Après de longues heures de patience qui s'écoulèrent en marche silencieuse, la transformation de Karadriel fut enfin achevée. Son regard tomba sur nous, lourd de ses souffrances : "Vous deviez me laisser mourir" énonça-t-il simplement. Je tentai à nouveau de calmer son esprit perturbé, mais lui se contenta de réclamer encore et encore un crayon et du papier, ne semblant pas prêter attention à mes paroles. Yarick et Robin restaient en retrait, mal à l'aise. Je les comprenais. Finalement, j'optai pour ma dernière solution. Je parcourai rapidement mon jeu d'Atout et en tirai une carte. Il me sembla voir briller les yeux de Karadriel alors. Je me concentrai et l'image de Mandor s'anima rapidement sous mon regard. "Vous devriez venir" dis-je rapidement. Depuis l'étrange vallée chaotique où il se trouvait, Mandor porta son regard par-delà mon épaule, jugeant de notre situation. Il n'hésita pas un instant. Sa main se posa délicatement dans la mienne et l'abandonna d'une caresse lorsqu'il se tourna vers son fils. Karadriel était pétrifié. Son visage vierge de toute expression. Les yeux rivés sur son père, il paraissait s'être retiré de lui-même.

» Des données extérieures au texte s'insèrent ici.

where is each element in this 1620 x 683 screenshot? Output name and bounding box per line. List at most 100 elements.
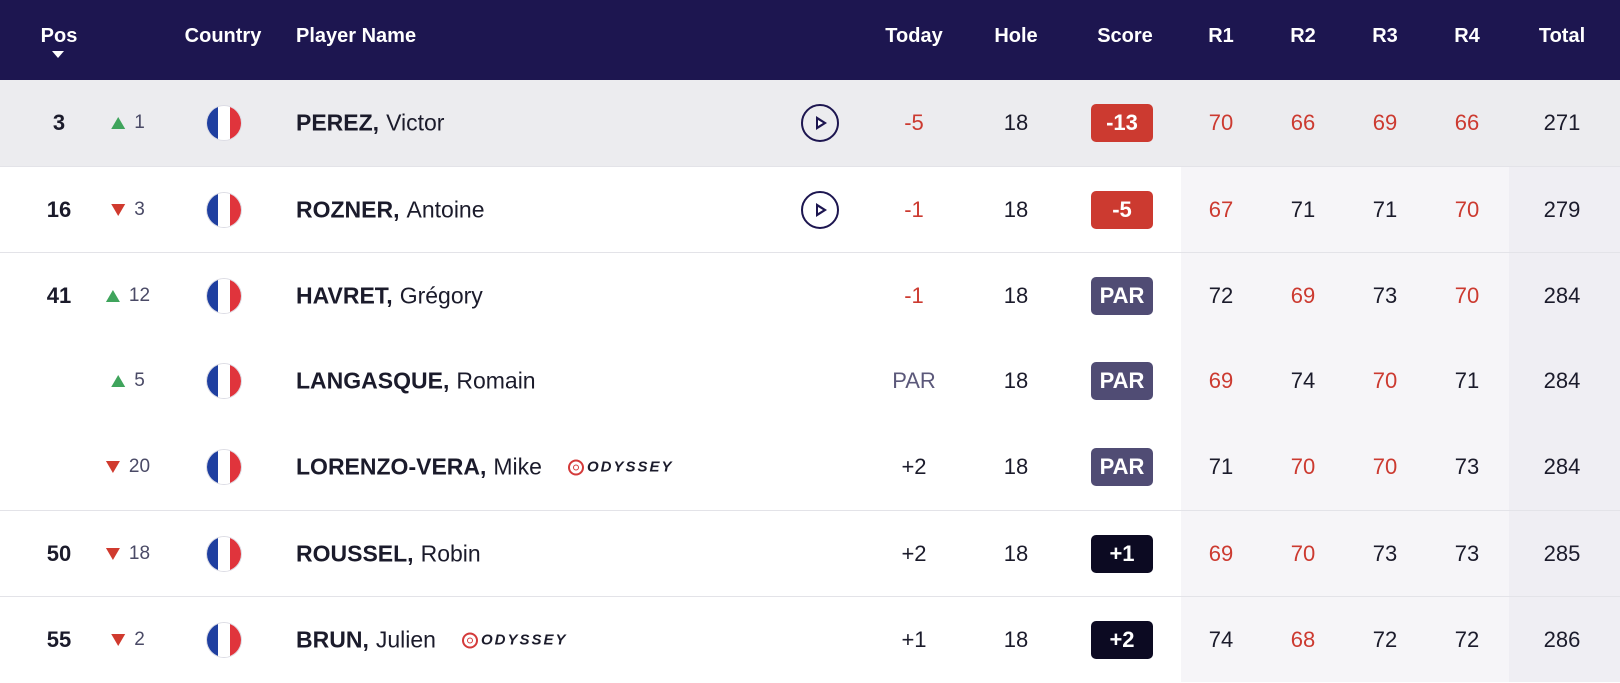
today-score: -1 <box>904 197 924 222</box>
header-r3: R3 <box>1372 25 1398 47</box>
arrow-up-icon <box>105 290 120 302</box>
table-row[interactable]: 5 LANGASQUE, Romain PAR 18 PAR 69 74 70 71 284 <box>0 338 1620 424</box>
round-4-score: 66 <box>1454 110 1480 135</box>
player-name[interactable]: HAVRET, Grégory <box>296 283 483 310</box>
position-movement: 5 <box>111 370 145 392</box>
header-pos[interactable]: Pos <box>40 25 78 47</box>
hole: 18 <box>1003 197 1029 222</box>
hole: 18 <box>1003 368 1029 393</box>
header-country: Country <box>184 25 262 47</box>
round-4-score: 70 <box>1454 283 1480 308</box>
header-r4: R4 <box>1454 25 1480 47</box>
round-1-score: 71 <box>1208 454 1234 479</box>
rounds-column-background <box>1181 80 1509 682</box>
player-last-name: LANGASQUE, <box>296 367 450 394</box>
sponsor-name: ODYSSEY <box>586 458 674 476</box>
odyssey-logo-icon <box>461 632 478 648</box>
position-movement: 1 <box>111 112 145 134</box>
round-4-score: 73 <box>1454 541 1480 566</box>
france-flag-icon <box>207 279 241 313</box>
total-score: 284 <box>1543 283 1581 308</box>
position: 41 <box>46 283 72 308</box>
position-movement: 20 <box>105 456 150 478</box>
header-score: Score <box>1097 25 1153 47</box>
round-3-score: 69 <box>1372 110 1398 135</box>
header-today: Today <box>885 25 943 47</box>
play-video-icon[interactable] <box>801 191 839 229</box>
score-badge: PAR <box>1091 277 1153 315</box>
today-score: -1 <box>904 283 924 308</box>
round-4-score: 73 <box>1454 454 1480 479</box>
round-1-score: 70 <box>1208 110 1234 135</box>
round-1-score: 72 <box>1208 283 1234 308</box>
hole: 18 <box>1003 541 1029 566</box>
player-last-name: ROZNER, <box>296 196 400 223</box>
sponsor-logo: ODYSSEY <box>567 458 674 476</box>
hole: 18 <box>1003 110 1029 135</box>
player-last-name: LORENZO-VERA, <box>296 453 487 480</box>
player-name[interactable]: PEREZ, Victor <box>296 110 444 137</box>
round-3-score: 72 <box>1372 627 1398 652</box>
today-score: +2 <box>901 541 927 566</box>
round-1-score: 69 <box>1208 541 1234 566</box>
table-row[interactable]: 50 18 ROUSSEL, Robin +2 18 +1 69 70 73 73 285 <box>0 510 1620 597</box>
sponsor-logo: ODYSSEY <box>461 631 568 649</box>
player-last-name: HAVRET, <box>296 282 393 309</box>
position: 3 <box>52 110 66 135</box>
france-flag-icon <box>207 537 241 571</box>
france-flag-icon <box>207 623 241 657</box>
total-column-background <box>1509 80 1620 682</box>
player-name[interactable]: BRUN, Julien ODYSSEY <box>296 627 567 654</box>
round-1-score: 67 <box>1208 197 1234 222</box>
movement-value: 1 <box>134 112 145 133</box>
player-first-name: Mike <box>493 453 542 480</box>
round-4-score: 70 <box>1454 197 1480 222</box>
round-1-score: 69 <box>1208 368 1234 393</box>
total-score: 284 <box>1543 368 1581 393</box>
position: 55 <box>46 627 72 652</box>
player-name[interactable]: LANGASQUE, Romain <box>296 368 536 395</box>
sponsor-name: ODYSSEY <box>480 631 568 649</box>
hole: 18 <box>1003 627 1029 652</box>
score-badge: PAR <box>1091 448 1153 486</box>
today-score: PAR <box>892 368 936 393</box>
player-name[interactable]: ROZNER, Antoine <box>296 197 485 224</box>
player-last-name: ROUSSEL, <box>296 540 414 567</box>
france-flag-icon <box>207 364 241 398</box>
round-4-score: 72 <box>1454 627 1480 652</box>
total-score: 285 <box>1543 541 1581 566</box>
position: 50 <box>46 541 72 566</box>
arrow-down-icon <box>111 204 126 216</box>
player-first-name: Julien <box>375 626 436 653</box>
table-row[interactable]: 16 3 ROZNER, Antoine -1 18 -5 67 71 71 70 279 <box>0 166 1620 253</box>
round-2-score: 66 <box>1290 110 1316 135</box>
total-score: 271 <box>1543 110 1581 135</box>
play-video-icon[interactable] <box>801 104 839 142</box>
round-2-score: 74 <box>1290 368 1316 393</box>
today-score: -5 <box>904 110 924 135</box>
round-2-score: 69 <box>1290 283 1316 308</box>
total-score: 279 <box>1543 197 1581 222</box>
table-row[interactable]: 3 1 PEREZ, Victor -5 18 -13 70 66 69 66 271 <box>0 80 1620 166</box>
position-movement: 3 <box>111 199 145 221</box>
movement-value: 18 <box>128 543 151 564</box>
table-row[interactable]: 20 LORENZO-VERA, Mike ODYSSEY +2 18 PAR 71 70 70 7… <box>0 424 1620 510</box>
score-badge: PAR <box>1091 362 1153 400</box>
table-row[interactable]: 41 12 HAVRET, Grégory -1 18 PAR 72 69 73 70 284 <box>0 252 1620 339</box>
round-2-score: 71 <box>1290 197 1316 222</box>
player-first-name: Grégory <box>399 282 483 309</box>
player-name[interactable]: LORENZO-VERA, Mike ODYSSEY <box>296 454 673 481</box>
table-row[interactable]: 55 2 BRUN, Julien ODYSSEY +1 18 +2 74 68 72 72 286 <box>0 596 1620 683</box>
position-movement: 18 <box>105 543 151 565</box>
france-flag-icon <box>207 106 241 140</box>
caret-down-icon[interactable] <box>52 51 64 58</box>
arrow-down-icon <box>111 634 126 646</box>
round-3-score: 73 <box>1372 541 1398 566</box>
score-badge: -13 <box>1091 104 1153 142</box>
player-name[interactable]: ROUSSEL, Robin <box>296 541 481 568</box>
round-1-score: 74 <box>1208 627 1234 652</box>
arrow-up-icon <box>111 375 126 387</box>
france-flag-icon <box>207 193 241 227</box>
round-4-score: 71 <box>1454 368 1480 393</box>
position-movement: 12 <box>105 285 150 307</box>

Je reculais lentement, ce moment n'appartenait qu'à eux. Quoiqu'ils en fassent, je ne devais pas m'en mêler. C'était en tout cas ainsi que je souhaitais mes retrouvailles avec Père. Je rejoignis Yarick et Robin en silence. Nul d'entre nous ne dit mot.

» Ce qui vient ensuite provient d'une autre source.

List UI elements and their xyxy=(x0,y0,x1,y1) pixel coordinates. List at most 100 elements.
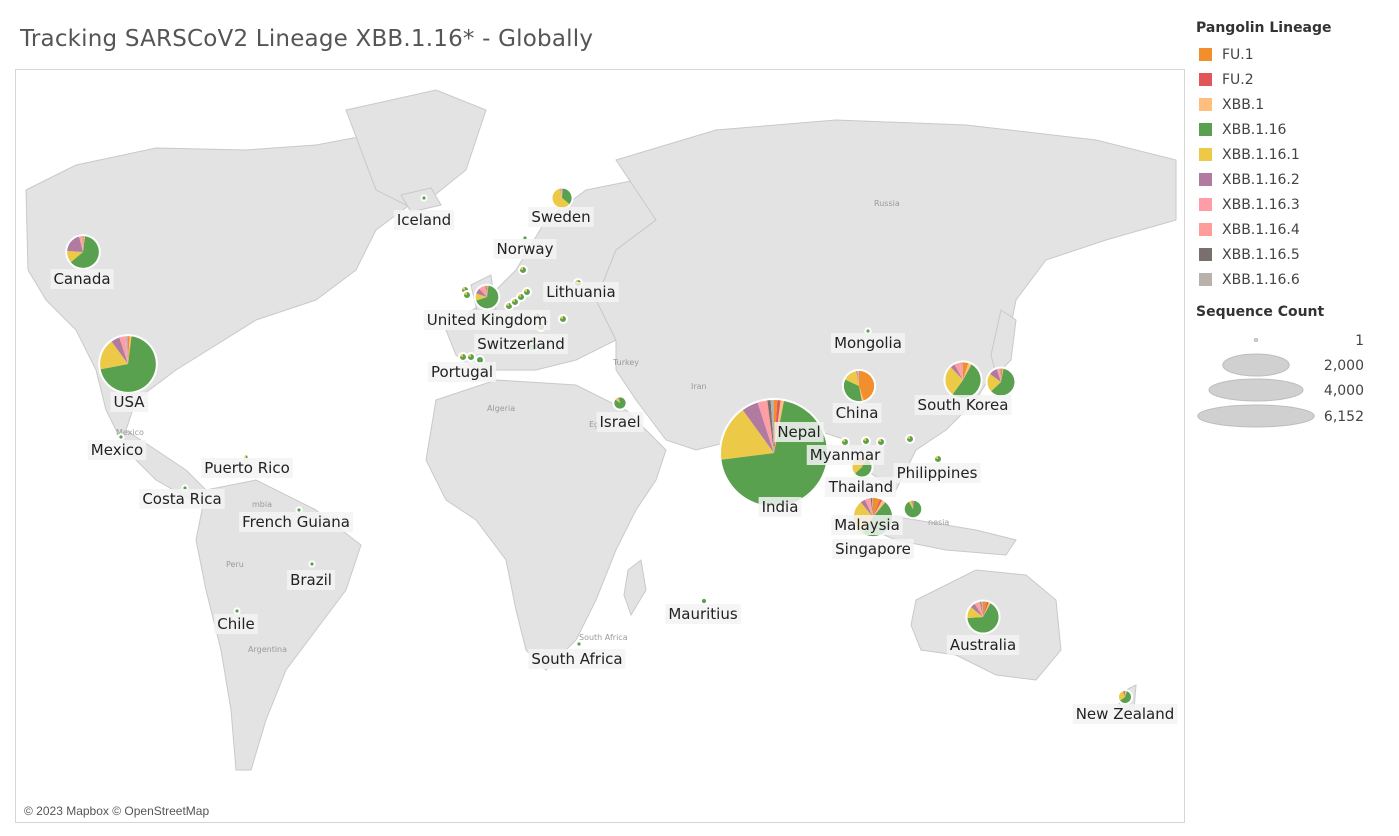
legend-item[interactable]: XBB.1 xyxy=(1196,92,1386,117)
pie-slice[interactable] xyxy=(67,251,83,263)
pie-slice[interactable] xyxy=(183,486,187,490)
small-country-pie[interactable] xyxy=(462,290,472,300)
pie-slice[interactable] xyxy=(983,601,987,617)
legend-item[interactable]: FU.2 xyxy=(1196,67,1386,92)
pie-slice[interactable] xyxy=(560,188,562,198)
pie-slice[interactable] xyxy=(870,497,873,517)
pie-slice[interactable] xyxy=(518,294,521,297)
pie-slice[interactable] xyxy=(559,188,562,198)
small-country-pie[interactable] xyxy=(522,287,532,297)
pie-slice[interactable] xyxy=(83,236,84,252)
country-pie[interactable] xyxy=(308,560,316,568)
pie-slice[interactable] xyxy=(981,601,983,617)
pie-slice[interactable] xyxy=(961,362,963,380)
pie-slice[interactable] xyxy=(950,364,963,380)
pie-slice[interactable] xyxy=(912,500,913,509)
pie-slice[interactable] xyxy=(479,286,487,297)
pie-slice[interactable] xyxy=(100,336,156,392)
pie-slice[interactable] xyxy=(468,354,471,357)
pie-slice[interactable] xyxy=(864,498,873,517)
pie-slice[interactable] xyxy=(82,236,83,252)
country-pie[interactable] xyxy=(575,640,583,648)
pie-slice[interactable] xyxy=(945,367,963,395)
country-pie[interactable] xyxy=(233,607,241,615)
country-pie[interactable] xyxy=(65,234,101,270)
pie-slice[interactable] xyxy=(246,455,248,459)
pie-slice[interactable] xyxy=(967,607,983,618)
pie-slice[interactable] xyxy=(878,439,881,442)
pie-slice[interactable] xyxy=(560,316,563,319)
small-country-pie[interactable] xyxy=(840,437,850,447)
pie-slice[interactable] xyxy=(235,609,239,613)
pie-slice[interactable] xyxy=(909,500,913,509)
pie-slice[interactable] xyxy=(618,397,620,403)
pie-slice[interactable] xyxy=(523,236,527,240)
pie-slice[interactable] xyxy=(742,402,774,453)
country-pie[interactable] xyxy=(902,498,924,520)
country-pie[interactable] xyxy=(117,433,125,441)
pie-slice[interactable] xyxy=(512,299,515,302)
pie-slice[interactable] xyxy=(67,236,83,252)
pie-slice[interactable] xyxy=(506,303,509,306)
pie-slice[interactable] xyxy=(1001,368,1004,382)
legend-item[interactable]: XBB.1.16.6 xyxy=(1196,267,1386,292)
pie-slice[interactable] xyxy=(954,362,963,380)
pie-slice[interactable] xyxy=(615,397,620,403)
pie-slice[interactable] xyxy=(126,336,128,364)
small-country-pie[interactable] xyxy=(458,352,468,362)
legend-item[interactable]: XBB.1.16.3 xyxy=(1196,192,1386,217)
country-pie[interactable] xyxy=(98,334,158,394)
country-pie[interactable] xyxy=(943,360,983,400)
pie-slice[interactable] xyxy=(845,371,859,386)
country-pie[interactable] xyxy=(699,596,709,606)
country-pie[interactable] xyxy=(841,368,877,404)
legend-item[interactable]: FU.1 xyxy=(1196,42,1386,67)
small-country-pie[interactable] xyxy=(861,436,871,446)
pie-slice[interactable] xyxy=(873,500,886,517)
pie-slice[interactable] xyxy=(70,236,99,268)
pie-slice[interactable] xyxy=(119,435,123,439)
pie-slice[interactable] xyxy=(577,642,581,646)
country-pie[interactable] xyxy=(864,327,872,335)
pie-slice[interactable] xyxy=(562,188,563,198)
pie-slice[interactable] xyxy=(79,236,83,252)
legend-item[interactable]: XBB.1.16 xyxy=(1196,117,1386,142)
pie-slice[interactable] xyxy=(983,602,991,617)
country-pie[interactable] xyxy=(550,186,574,210)
pie-slice[interactable] xyxy=(81,236,83,252)
pie-slice[interactable] xyxy=(871,497,873,517)
pie-slice[interactable] xyxy=(486,285,487,297)
country-pie[interactable] xyxy=(985,366,1017,398)
pie-slice[interactable] xyxy=(859,370,875,401)
country-pie[interactable] xyxy=(420,194,428,202)
country-pie[interactable] xyxy=(473,283,501,311)
pie-slice[interactable] xyxy=(764,400,774,453)
pie-slice[interactable] xyxy=(857,370,859,386)
pie-slice[interactable] xyxy=(913,500,915,509)
pie-slice[interactable] xyxy=(998,368,1001,382)
pie-slice[interactable] xyxy=(460,354,463,357)
pie-slice[interactable] xyxy=(560,188,562,198)
pie-slice[interactable] xyxy=(520,267,523,270)
legend-item[interactable]: XBB.1.16.1 xyxy=(1196,142,1386,167)
pie-slice[interactable] xyxy=(980,601,983,617)
pie-slice[interactable] xyxy=(967,603,999,633)
pie-slice[interactable] xyxy=(1125,690,1127,697)
pie-slice[interactable] xyxy=(999,368,1001,382)
pie-slice[interactable] xyxy=(971,603,983,617)
pie-slice[interactable] xyxy=(974,602,983,617)
legend-item[interactable]: XBB.1.16.4 xyxy=(1196,217,1386,242)
pie-slice[interactable] xyxy=(996,368,1001,382)
legend-item[interactable]: XBB.1.16.5 xyxy=(1196,242,1386,267)
pie-slice[interactable] xyxy=(297,508,301,512)
pie-slice[interactable] xyxy=(983,601,989,617)
pie-slice[interactable] xyxy=(959,362,963,380)
pie-slice[interactable] xyxy=(487,285,488,297)
pie-slice[interactable] xyxy=(1120,691,1132,704)
pie-slice[interactable] xyxy=(991,368,1015,396)
map-attribution[interactable]: © 2023 Mapbox © OpenStreetMap xyxy=(24,804,210,818)
pie-slice[interactable] xyxy=(721,410,774,460)
pie-slice[interactable] xyxy=(128,336,132,364)
country-pie[interactable] xyxy=(1116,688,1134,706)
pie-slice[interactable] xyxy=(128,336,130,364)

Mandor et Karadriel échangeaient de brèves phrases que le vent ne portait pas jusqu'à nos oreilles. Moins d'un quart d'heure après son arrivée, Mandor porta finalement sa main droite jusqu'à une poche de son veston. Il en tira un Atout qu'il tendit à Karadriel. Celui-ci s'en empara plus qu'il ne l'accepta et se laissa simplement tomber à terre. Frénétiquement, il couvrit la carte de traits incompréhensibles à cette distance. Dos à nous, Mandor le regardait probablement faire, tête baissée vers lui. Et soudain un phénomène que je reconnus aussitôt fit disparaître la carte. Une ouverture sombre sur le sol, se propageant depuis l'Atout jusqu'à Karadriel. Une ouverture d'Abysse.
Karadriel avait disparu, Mandor se tourna vers nous, son sourire charmeur accroché aux lèvres. J'étais stupéfaite.